Le gouverneur du Pendjab Salman Taseer, un homme connu pour son franc-parler, et le ministre des Minorités (et seul ministre chrétien) Shahbaz Bhatti ont été assassinés, respectivement en janvier et en mars, parce qu’ils avaient critiqué les lois sur le blasphème. Les forces de sécurité continuaient d’être impliquées dans des violations des droits humains, notamment des disparitions forcées, des actes de torture et des exécutions extrajudiciaires, tout particulièrement au Baloutchistan et dans le Nord-Ouest. En mai, les forces américaines ont tué Oussama Ben Laden, le chef d’Al Qaïda, lors d’un raid contre la maison où il se cachait dans la ville d’Abbottabad, dans le nord-ouest du pays. De hauts responsables américains ont accusé publiquement le Pakistan de soutenir les talibans afghans. Les talibans pakistanais et d’autres groupes armés ont tué des civils lors d’attaques ciblées ou menées sans discernement dans tout le pays. Karachi a été confrontée à une vague d’homicides déclenchée par des gangs rivaux associés à différents groupes ethniques et politiques. Des condamnations à mort ont été prononcées, mais aucune exécution n’a été signalée. Une deuxième année d’inondations liées à la mousson a provoqué de nouveaux déplacements de population et des épidémies de dengue dans tout le pays. Le déficit chronique d’énergie, qui freinait l’activité économique, a entraîné des protestations violentes dans la plupart des grandes villes. Dans les régions du Nord-Ouest et du Baloutchistan, en proie au conflit, il était très difficile pour les femmes et les filles d’avoir accès à l’éducation et aux soins médicaux.

Contexte

La situation des droits humains était toujours déplorable ; des agents des services de sécurité et du renseignement étaient souvent complices de violations. Les autorités n’avaient le plus souvent pas la détermination ni la capacité de protéger les femmes, les journalistes et les membres des minorités ethniques ou religieuses, entre autres groupes vulnérables, contre les atteintes à leurs droits fondamentaux, et de traduire en justice les responsables de tels agissements. Les promesses des autorités fédérales et provinciales d’améliorer l’état de droit dans la province du Baloutchistan, déchirée par la violence – notamment en renforçant la surveillance de la police et de la force paramilitaire du Frontier Corps, en recrutant un plus grand nombre de Baloutches dans la fonction publique et en augmentant la part de la province dans la répartition du budget national –, n’ont pratiquement pas été suivies d’effets.
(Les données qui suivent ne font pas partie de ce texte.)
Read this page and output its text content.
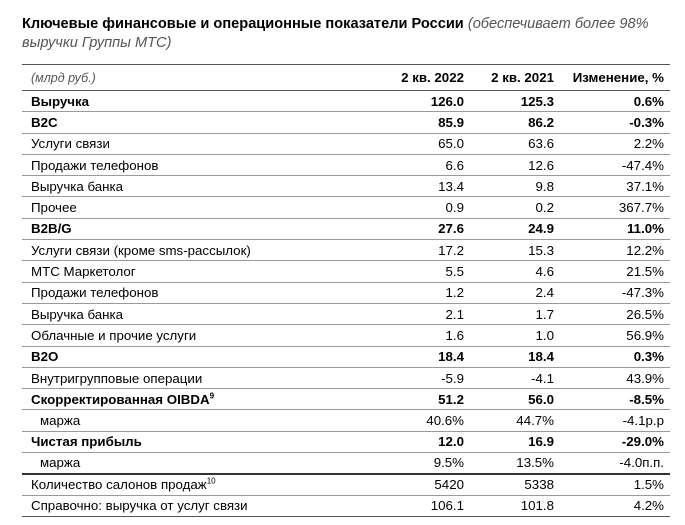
Ключевые финансовые и операционные показатели России (обеспечивает более 98% выручки Группы МТС)
(млрд руб.)	2 кв. 2022	2 кв. 2021	Изменение, %
Выручка	126.0	125.3	0.6%
B2C	85.9	86.2	-0.3%
Услуги связи	65.0	63.6	2.2%
Продажи телефонов	6.6	12.6	-47.4%
Выручка банка	13.4	9.8	37.1%
Прочее	0.9	0.2	367.7%
B2B/G	27.6	24.9	11.0%
Услуги связи (кроме sms-рассылок)	17.2	15.3	12.2%
МТС Маркетолог	5.5	4.6	21.5%
Продажи телефонов	1.2	2.4	-47.3%
Выручка банка	2.1	1.7	26.5%
Облачные и прочие услуги	1.6	1.0	56.9%
B2O	18.4	18.4	0.3%
Внутригрупповые операции	-5.9	-4.1	43.9%
Скорректированная OIBDA$^9$	51.2	56.0	-8.5%
маржа	40.6%	44.7%	-4.1p.p
Чистая прибыль	12.0	16.9	-29.0%
маржа	9.5%	13.5%	-4.0п.п.
Количество салонов продаж$^{10}$	5420	5338	1.5%
Справочно: выручка от услуг связи	106.1	101.8	4.2%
Près d’un million de personnes étaient toujours déplacées en raison du conflit persistant entre les forces de sécurité et les talibans pakistanais. Les personnes qui rentraient dans des régions reprises aux insurgés se plaignaient de l’insécurité et du manque d’accès aux services essentiels. Un système judiciaire parallèle fondé sur une interprétation étroite de la charia (droit musulman) a été mis en place dans la division de Malakand, bien que les talibans pakistanais aient été chassés de cette zone, ce qui faisait craindre l’application de leurs codes sociaux très stricts. En juin, le président Zardari a accordé aux forces de sécurité opérant dans le nord-ouest du pays l’immunité des poursuites, y compris pour les actes commis dans le passé, ainsi que de vastes pouvoirs en matière de détention arbitraire et de sanctions. Le président a approuvé d’importantes réformes à l’occasion du 14 août, jour anniversaire de l’indépendance du Pakistan. La Loi de 2002 sur les partis politiques a été étendue aux zones tribales sous administration fédérale (FATA) et l’Ordonnance relative aux crimes commis dans la zone-frontière, une loi datant de l’époque britannique qui privait les habitants des zones tribales de bon nombre de leurs droits fondamentaux et des mesures de protection garanties par la Constitution, a été modifiée. Les nouvelles dispositions, qui limitaient le pouvoir de l’État de placer des personnes en détention arbitraire et de leur infliger des châtiments collectifs, prévoyaient la possibilité pour les habitants des zones tribales d’interjeter appel devant un tribunal des décisions prononcées en vertu de l’Ordonnance ; elles ont permis aussi aux partis politiques de fonctionner dans les zones tribales.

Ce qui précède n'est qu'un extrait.